L'istituzione ha raccomandato alla DGII di risolvere tali questioni per evitare che questo strumento diventi una barriera normativa che scoraggi l'ingresso di nuovi operatori nei mercati e incida sulle dinamiche di una concorrenza libera ed equa, nonché sui diritti degli utenti, e che sia soggetto ad applicazione discrezionale da parte delle diverse agenzie di amministrazione fiscale, il che genererebbe incertezza in coloro che sarebbero tenuti a conformarsi a tale normativa.
SANTO DOMINGO- La Commissione Nazionale per la Difesa della Concorrenza (ProCompetencia) ha rilevato ambiguità in materia di trasporti e alloggi nella bozza di regolamento per l'applicazione dell'Imposta sul Trasferimento di Beni e Servizi Industrializzati (ITBIS) ai fornitori di servizi digitali all'estero, predisposta dalla Direzione Generale delle Imposte Interne (DGII).
L'istituzione ha raccomandato alla DGII di risolvere tali questioni per evitare che questo strumento diventi una barriera normativa che scoraggi l'ingresso di nuovi operatori nei mercati e incida sulle dinamiche di una concorrenza libera ed equa, nonché sui diritti degli utenti, e che sia soggetto ad applicazione discrezionale da parte delle diverse agenzie di amministrazione fiscale, il che genererebbe incertezza in coloro che sarebbero tenuti a conformarsi a tale normativa.
Ha avvertito che, se le inesattezze fossero persistite, ciò avrebbe alterato il principio di neutralità fiscale, poiché i fornitori locali di servizi digitali avrebbero ricevuto un trattamento preferenziale e vantaggioso rispetto ai servizi digitali forniti da altri Paesi.
L'agenzia comprende la necessità di specificare il trattamento che verrà riservato ai fornitori domiciliati o residenti nel paese che si avventurano nell'erogazione dei servizi indicati, al fine di evitare possibili ripercussioni negative.
Ha dichiarato che, sebbene la bozza di legge non preveda che il costo della tassa debba essere sostenuto dal consumatore locale, lui la pagherà tramite il servizio digitale di cui usufruisce.
Secondo un comunicato stampa, le osservazioni sono contenute in una comunicazione inviata il 16 marzo 2022 al Direttore Generale della DGII, Luis Valdez, dalla Presidente del Consiglio di Amministrazione, María Elena Vásquez Taveras, dopo essere stata approvata all'unanimità dall'organo composto da Gianna Franjul, Víctor Mateo, Iván Gatón e Juan Reyes.
L'articolo 20 della Legge generale per la difesa della concorrenza del 2008 stabilisce che gli atti amministrativi volti a emanare regolamenti o a risolvere procedimenti sanzionatori amministrativi presentati ad altri organismi di regolamentazione del mercato diversi dalla Commissione, purché siano attinenti alla finalità della presente legge, devono essere trasmessi alla Commissione per il suo esame unitamente alla documentazione di supporto.
Suggerimenti
L'ente statale ha suggerito che la DGII si rivolga all'Istituto Dominicano delle Telecomunicazioni (Indotel), nella sua veste di organismo di regolamentazione, affinché valuti il principio di equità nell'imporre tale imposta o qualsiasi altra imposta ai servizi digitali.

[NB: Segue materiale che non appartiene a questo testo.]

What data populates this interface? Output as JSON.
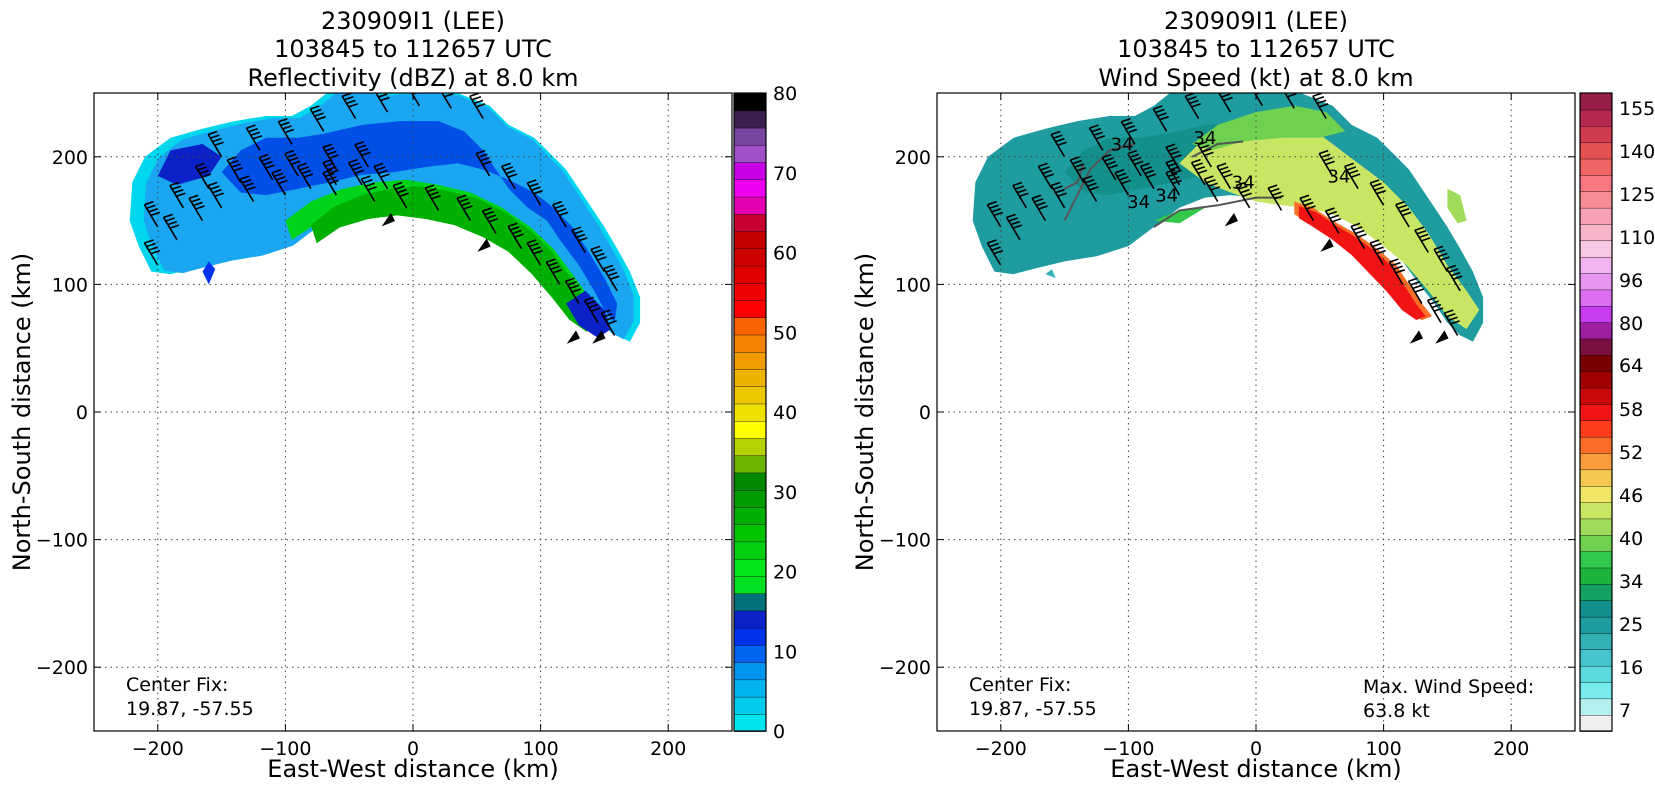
{
  "chart_data": [
    {
      "type": "heatmap",
      "title_lines": [
        "230909I1 (LEE)",
        "103845 to 112657 UTC",
        "Reflectivity (dBZ) at 8.0 km"
      ],
      "xlabel": "East-West distance (km)",
      "ylabel": "North-South distance (km)",
      "xlim": [
        -250,
        250
      ],
      "ylim": [
        -250,
        250
      ],
      "xticks": [
        -200,
        -100,
        0,
        100,
        200
      ],
      "yticks": [
        -200,
        -100,
        0,
        100,
        200
      ],
      "grid": true,
      "colorbar": {
        "min": 0,
        "max": 80,
        "ticks": [
          0,
          10,
          20,
          30,
          40,
          50,
          60,
          70,
          80
        ],
        "colors": [
          "#00e5ee",
          "#00ccee",
          "#00b4f0",
          "#0096f0",
          "#0064f0",
          "#0032f0",
          "#0a22c8",
          "#00737a",
          "#00e020",
          "#00e61a",
          "#00d010",
          "#00c400",
          "#00b000",
          "#009c00",
          "#008800",
          "#6cb400",
          "#b4d200",
          "#ffff00",
          "#f0e200",
          "#ecc800",
          "#ecb400",
          "#f09c00",
          "#f48400",
          "#fa6400",
          "#ff0000",
          "#f00000",
          "#e00000",
          "#d00000",
          "#c40000",
          "#c80032",
          "#e600b4",
          "#f000f0",
          "#c800e6",
          "#a050c8",
          "#7846a0",
          "#3c1e50",
          "#000000"
        ]
      },
      "annotation_left": [
        "Center Fix:",
        "19.87, -57.55"
      ],
      "annotation_right": [],
      "shape_field": "reflectivity"
    },
    {
      "type": "heatmap",
      "title_lines": [
        "230909I1 (LEE)",
        "103845 to 112657 UTC",
        "Wind Speed (kt) at 8.0 km"
      ],
      "xlabel": "East-West distance (km)",
      "ylabel": "North-South distance (km)",
      "xlim": [
        -250,
        250
      ],
      "ylim": [
        -250,
        250
      ],
      "xticks": [
        -200,
        -100,
        0,
        100,
        200
      ],
      "yticks": [
        -200,
        -100,
        0,
        100,
        200
      ],
      "grid": true,
      "colorbar": {
        "tick_labels": [
          "7",
          "16",
          "25",
          "34",
          "40",
          "46",
          "52",
          "58",
          "64",
          "80",
          "96",
          "110",
          "125",
          "140",
          "155"
        ],
        "colors": [
          "#f0f0f0",
          "#b4f0f0",
          "#78ecec",
          "#5ad8dc",
          "#46c4cc",
          "#32b0b4",
          "#1e9ca0",
          "#14908c",
          "#14a060",
          "#1eb43c",
          "#32c84b",
          "#6ed250",
          "#a0dc5a",
          "#c8e664",
          "#f0e664",
          "#f5c850",
          "#fa9c3c",
          "#fa6e28",
          "#ff3c1e",
          "#f01414",
          "#c80a0a",
          "#a00000",
          "#780000",
          "#7a1040",
          "#a01ea0",
          "#c83cf0",
          "#dc6ef0",
          "#e696f0",
          "#f0b4f0",
          "#f8c8e6",
          "#f8b4c8",
          "#f8a0b4",
          "#f88c96",
          "#f87882",
          "#f06464",
          "#e65050",
          "#d23c50",
          "#b42850",
          "#961e46"
        ]
      },
      "contour_label": "34",
      "annotation_left": [
        "Center Fix:",
        "19.87, -57.55"
      ],
      "annotation_right": [
        "Max. Wind Speed:",
        "63.8 kt"
      ],
      "shape_field": "wind"
    }
  ]
}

Si precisa che l'articolo 4 della bozza identifica come soggetti obbligati società e persone fisiche non residenti o domiciliate nella Repubblica Dominicana che forniscono alcuni dei servizi digitali e che vengono utilizzati nel territorio nazionale, ma non fa riferimento all'applicabilità o meno dell'ITBIS a servizi analoghi forniti tramite internet da fornitori locali per essere fruiti all'interno del territorio nazionale, come accade con Corotos.com, LaPulgaRD.com, PedidosYa.com.do.
Per quanto riguarda i temi del trasporto terrestre e dell'alloggio mediati da servizi digitali, l'agenzia ha analizzato i seguenti aspetti: ambito di applicazione, meccanismo di attuazione per i servizi digitali, applicazione ai servizi di alloggio mediati da mezzi digitali, applicazione ai servizi di trasporto mediati da mezzi digitali e determinazione della base imponibile dell'imposta sui servizi digitali.